Interest in guaranteed lifetime income options in defined contribution (DC) plans is growing after the latest market downturn caused by the COVID-19 pandemic.
Research from Allianz Life found 77% of workers currently enrolled in an employer-sponsored plan would consider adding an option that offers guaranteed lifetime income, and 59% said they would specifically consider adding an annuity feature. Sixty-one percent of respondents said they are looking for more information on how annuities can be part of their plan.
Additionally, a recent Secure Retirement Institute (SRI) study found more than half of workers would be interested in a guaranteed lifetime income option if offered, and 61% said they would likely contribute.
Prior to passage of the Setting Every Community Up for Retirement Enhancement (SECURE) Act, which provided a fiduciary safe harbor for the selection of lifetime income products for retirement plan sponsors, the retirement industry only saw limited interest in in-plan annuities and has seen little implementation from plan sponsors, says Matt Gray, assistant vice president of worksite solutions at Allianz Life Insurance. “There’s still a lack of familiarity with the benefits of what an annuity can offer,” he adds. “Participants do seem to want guaranteed income, as well as more information, especially with these volatile times in the market.”
James Olson, a managing director at IPX, says he believes the industry will see an uptick in annuity engagement within the next 12 to 24 months. Prior to the market downturn, experts anticipated more communication surrounding the products, but only saw slight additions. “Due to COVID-19, there’s now just more interest among service providers, recordkeepers and participants,” he says. “Annuities can be a complicated product, but now it’s more of a component of a holistic retirement plan.”
Annuities have had a bad rap for some time now. Known as a bind between an individual and an insurance company, individuals will pay a lump sum of money for guaranteed payouts for life. Annuities are complex to digest, with several different types of annuities to understand, so discussing them with clients and participants can be a struggle for retirement industry professionals. Add in the fact that annuities have their own set of taxes and fees, and most individuals choose to rule them out from their options.
It wasn’t until the passage of the SECURE Act that the industry saw subtle interest among investors. And now, given the coronavirus crisis, the industry can expect to see even more talk about the options. “Prior to the SECURE Act, there wasn’t much interest or certainty. This has opened the door for consultants to understand the products and how they can turn the doors,” Gray notes.
Gray further adds that employers are educating themselves about annuities, given the rise in demand. “They’re starting to become more educated on analyzing these solutions for consideration in their plan, so that translates from them to their participants,” he continues. “It’s definitely a learning curve for all sources.”
More so than other generations, Millennial and Generation Z investors are expected to add guaranteed income options for their retirement savings.
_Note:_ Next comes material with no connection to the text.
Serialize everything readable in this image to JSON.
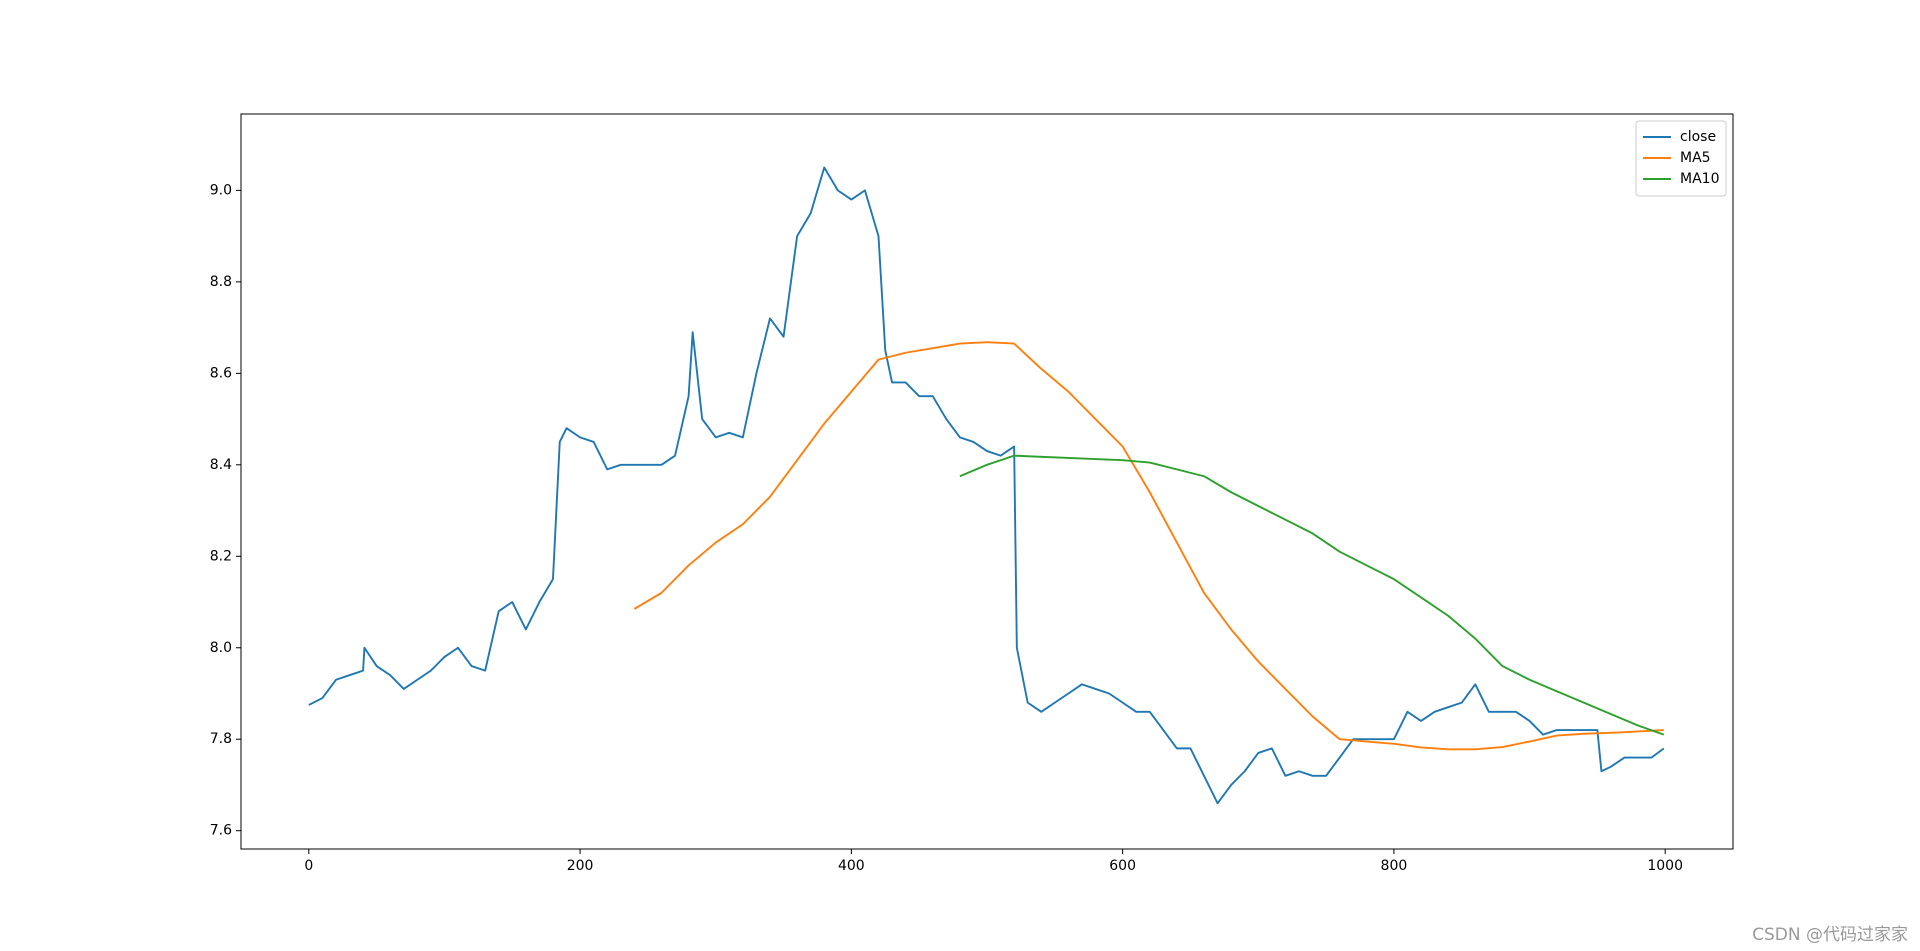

Because younger workers are less likely to have a pension or defined benefit (DB) option, a lifetime income opportunity could sound like an attractive feature, the SRI report finds.
In the study, nearly two-thirds of Millennials and Gen Zers said they are somewhat or very likely to contribute to a guaranteed income option, while 52% of Generation Xers and 42% of Baby Boomers felt the same. Since older workers have less time in the markets, there may not be much implementation coming from that group, Olson says.
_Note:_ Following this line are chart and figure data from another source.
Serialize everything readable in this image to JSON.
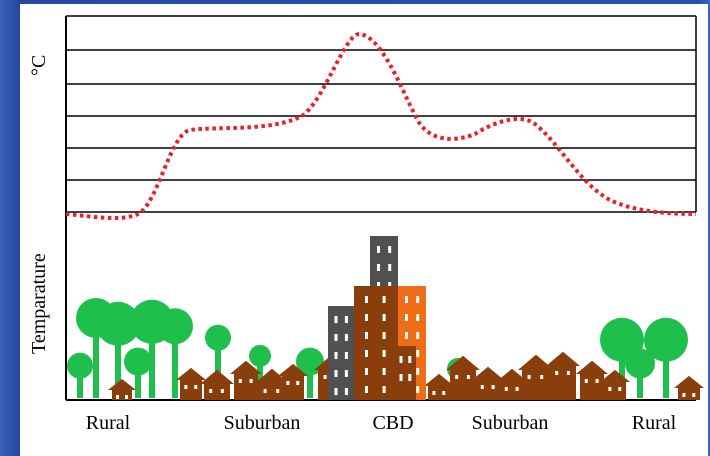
{
  "diagram": {
    "y_unit": "°C",
    "y_label": "Temparature",
    "zones": [
      "Rural",
      "Suburban",
      "CBD",
      "Suburban",
      "Rural"
    ],
    "colors": {
      "temperature_curve": "#e8202a",
      "gridline": "#000000",
      "tree": "#1fbf4c",
      "house": "#8a3e0c",
      "building_brown": "#8a3e0c",
      "building_orange": "#ee6d16",
      "building_gray": "#505050",
      "window": "#ffffff",
      "background": "#ffffff"
    }
  }
}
Another motive for this growth among younger workforces is the fact that Millennials and Gen Zers will likely be risk-adverse investors, analysts find. These workers will search for products that provide a guaranteed income stream to avoid substantial losses, Olson says. “This workforce has seen market volatility so much more than other generations. These solutions resonate better with younger groups because of that,” he adds.
While retirement plan sponsors should expect to see an increase in participants searching for annuity options, they should also be prepared. While annuities are not new products, knowledge about their features is scarce for most investors, Gray explains. “It is a difficult topic, but there’s a lot of expertise within the industry to help bridge that knowledge gap,” he adds. “There’s a lot of experience, innovation and expertise in providing these.”
Olson says he believes service providers are responsible for designing simpler products—such as automatic features that include annuities—and providing participants with one-on-one education.